Israel-Palestine war draws threats from Yemen’s Houthis of regional conflict
Yemen’s Iran-backed Houthi movement has issued a warning that it stands ready to engage in hostilities against Israel should the United States directly back the Israeli military campaign on the Gaza Strip.
In a televised address on Tuesday, Houthi leader Abdul Malik al-Houthi declared: "If the Americans directly intervene, we are prepared to partake in missile strikes, drone attacks, and other military actions.
"We are in full coordination with the axis of jihad and resistance to provide everything we can to support to the Palestinian people," he added.
On Saturday, Palestinian fighters poured into Israel from Gaza by land, sea and air, in a surprise attack that killed 1,200 Israelis. Since then, Israel has waged a bombing campaign on Gaza that has killed at least 1,200 Palestinians.
In his speech, the Houthi leader commended Saturday’s Hamas-led attack. "The operation disrupted the existing equilibrium and inflicted significant losses on the arrogant, criminal, aggressive, and oppressive Zionist enemy," he said.
While some observers have speculated that the assault might jeopardise the ongoing efforts between Saudi Arabia and Israel to establish formal relations, the Houthi leader emphasised the importance of its timing, "considering the circumstances and the broader regional context in which it unfolded".
Yemen has been at war since 2014, when the Houthi movement, also known as Ansar Allah, seized the capital Sanaa. Over nearly a decade, the conflict has resulted in deep divisions among civilians and pitted the Houthis against the internationally recognised government operating out of the southern city of Aden.
However, an unusual and unifying development has emerged, as both sides find common ground in condemning Israel and expressing solidarity with the Palestinian people.
Yemen's foreign ministry issued a statement, underscoring the need to "protect civilians and halt the provocations committed by Israeli occupying forces, which have persistently targeted the Palestinian people and their sacred sites”, echoing Hamas’ reasoning for the assault.
“These actions have long been a cause for concern, with warnings about their grave consequences," he added.
This represents one of the rare moments where the Saudi-backed government and Iran-aligned Houthis share a similar standpoint. Not only have Yemeni leaders voiced their unequivocal condemnation of Israel, but citizens from territory held by both sides have taken to the streets in substantial numbers.
'This presents an opportunity for the Houthis to reaffirm their commitment to the Palestinian cause, which they contend is at the core of their struggle'
- Ahmed Nagi, International Crisis Group
They have raised the Yemeni and Palestinian flags while expressing strong disapproval of Israel's bombardment of Gaza. Despite their internal differences, the conflict in Gaza has inspired a shared position of unity and support among Yemenis.

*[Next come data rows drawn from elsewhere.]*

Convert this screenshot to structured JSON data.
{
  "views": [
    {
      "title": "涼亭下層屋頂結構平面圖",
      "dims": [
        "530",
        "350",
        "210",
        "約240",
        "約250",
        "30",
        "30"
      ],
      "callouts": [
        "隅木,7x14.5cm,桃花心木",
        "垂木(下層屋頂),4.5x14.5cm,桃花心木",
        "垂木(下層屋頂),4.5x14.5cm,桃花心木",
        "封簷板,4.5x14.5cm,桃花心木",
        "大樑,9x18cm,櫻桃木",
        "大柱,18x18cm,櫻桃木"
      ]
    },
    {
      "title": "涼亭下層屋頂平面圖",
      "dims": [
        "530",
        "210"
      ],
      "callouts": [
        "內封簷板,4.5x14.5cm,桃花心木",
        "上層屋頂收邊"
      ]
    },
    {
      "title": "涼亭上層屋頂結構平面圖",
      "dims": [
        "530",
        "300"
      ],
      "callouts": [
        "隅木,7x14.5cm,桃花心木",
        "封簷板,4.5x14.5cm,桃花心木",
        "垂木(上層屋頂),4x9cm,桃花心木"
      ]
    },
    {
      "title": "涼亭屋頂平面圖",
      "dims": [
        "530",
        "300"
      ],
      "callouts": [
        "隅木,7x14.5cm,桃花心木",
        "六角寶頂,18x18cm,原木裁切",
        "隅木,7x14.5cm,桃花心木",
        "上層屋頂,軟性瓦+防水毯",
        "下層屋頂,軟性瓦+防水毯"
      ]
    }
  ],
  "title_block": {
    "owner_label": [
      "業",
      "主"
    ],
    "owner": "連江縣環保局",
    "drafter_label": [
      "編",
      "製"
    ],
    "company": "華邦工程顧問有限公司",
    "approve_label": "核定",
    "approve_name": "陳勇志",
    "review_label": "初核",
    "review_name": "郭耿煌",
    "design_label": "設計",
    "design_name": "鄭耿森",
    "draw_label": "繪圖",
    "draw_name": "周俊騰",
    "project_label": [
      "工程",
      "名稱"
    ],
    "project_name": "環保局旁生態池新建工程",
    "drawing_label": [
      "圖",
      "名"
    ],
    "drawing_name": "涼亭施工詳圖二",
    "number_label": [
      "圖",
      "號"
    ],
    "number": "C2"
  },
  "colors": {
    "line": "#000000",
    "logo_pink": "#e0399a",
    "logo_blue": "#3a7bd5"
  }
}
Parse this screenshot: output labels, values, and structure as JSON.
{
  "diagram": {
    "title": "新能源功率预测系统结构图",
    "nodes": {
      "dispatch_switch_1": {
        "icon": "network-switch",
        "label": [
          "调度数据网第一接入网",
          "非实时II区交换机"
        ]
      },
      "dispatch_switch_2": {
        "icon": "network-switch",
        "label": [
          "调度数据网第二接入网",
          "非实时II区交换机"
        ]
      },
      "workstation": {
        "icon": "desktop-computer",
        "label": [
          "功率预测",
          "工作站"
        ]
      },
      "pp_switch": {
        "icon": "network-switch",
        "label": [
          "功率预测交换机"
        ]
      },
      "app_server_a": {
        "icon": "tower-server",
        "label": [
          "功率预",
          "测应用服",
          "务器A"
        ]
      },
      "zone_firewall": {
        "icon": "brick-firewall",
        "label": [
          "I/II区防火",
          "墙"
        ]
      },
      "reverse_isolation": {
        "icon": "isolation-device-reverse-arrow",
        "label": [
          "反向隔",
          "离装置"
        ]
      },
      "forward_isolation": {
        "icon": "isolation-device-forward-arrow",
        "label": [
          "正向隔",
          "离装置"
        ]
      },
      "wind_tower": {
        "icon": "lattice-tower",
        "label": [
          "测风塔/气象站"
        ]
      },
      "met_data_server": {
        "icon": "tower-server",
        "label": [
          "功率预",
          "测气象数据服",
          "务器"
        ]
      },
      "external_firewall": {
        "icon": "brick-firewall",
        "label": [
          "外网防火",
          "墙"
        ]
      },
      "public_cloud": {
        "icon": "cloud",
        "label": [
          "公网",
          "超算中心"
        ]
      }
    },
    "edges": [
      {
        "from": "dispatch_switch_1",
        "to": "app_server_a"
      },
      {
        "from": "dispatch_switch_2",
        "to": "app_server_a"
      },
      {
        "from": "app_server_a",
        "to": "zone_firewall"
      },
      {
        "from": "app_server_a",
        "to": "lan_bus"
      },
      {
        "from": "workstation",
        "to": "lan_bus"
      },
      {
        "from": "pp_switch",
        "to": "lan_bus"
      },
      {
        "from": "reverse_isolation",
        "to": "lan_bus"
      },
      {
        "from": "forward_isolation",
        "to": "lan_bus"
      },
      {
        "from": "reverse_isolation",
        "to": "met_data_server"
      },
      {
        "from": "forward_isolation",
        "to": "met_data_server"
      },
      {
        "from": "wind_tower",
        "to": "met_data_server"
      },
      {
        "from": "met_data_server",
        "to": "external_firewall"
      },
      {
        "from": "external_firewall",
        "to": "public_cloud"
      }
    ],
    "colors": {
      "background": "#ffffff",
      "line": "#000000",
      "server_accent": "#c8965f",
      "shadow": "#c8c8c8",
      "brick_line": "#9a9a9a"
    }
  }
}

The Houthi threat to strike Israel is not a novel development, as they have issued similar warnings in the past.
In 2020, a Houthi official said that long-range missiles fired at Saudi Arabian oil facilities could also be used against Israel.
As the number of Palestinians killed by Israeli bombing grows, and the threat of a ground offensive in Gaza becomes more pronounced, there have been more calls from Houthi leaders to engage with and support Palestinian fighters.
Mohammed al-Bukhaiti, a member of the Houthi's political council and a spokesman for the movement, declared on X: "I believe that now is the opportune moment for the axis of resistance, represented by Yemen, Syria, Lebanon, Iran, and Iraq, to participate in the decisive battle against the occupying Zionist entity in support of our Palestinian brothers."
Ahmed Nagi, a senior analyst at the International Crisis Group think tank in Brussels, suggested that the messages conveyed by the Houthis aim to emphasise the regional dimension of their stance. To Israel’s north, Lebanon’s Hezbollah movement, too, has issued threats and there have been repeated flareups on the Lebanese-Israeli border.
"This presents an opportunity for the Houthis to reaffirm their commitment to the Palestinian cause, which they contend is at the core of their struggle, and their message embodies this principle," Nagi told Middle East Eye.
While the Houthi movement has demonstrated its capability to disrupt maritime lanes, given its previous attacks on ships in the Red Sea, it remains uncertain whether it possesses the means to reach Israel or the audacity to jeopardise American interests in the region.
Nagi asked: "What military capabilities might the Houthis possess if they decide to intervene? Do they have missile power capable of reaching Israel, or will their military actions target American interests in the region?"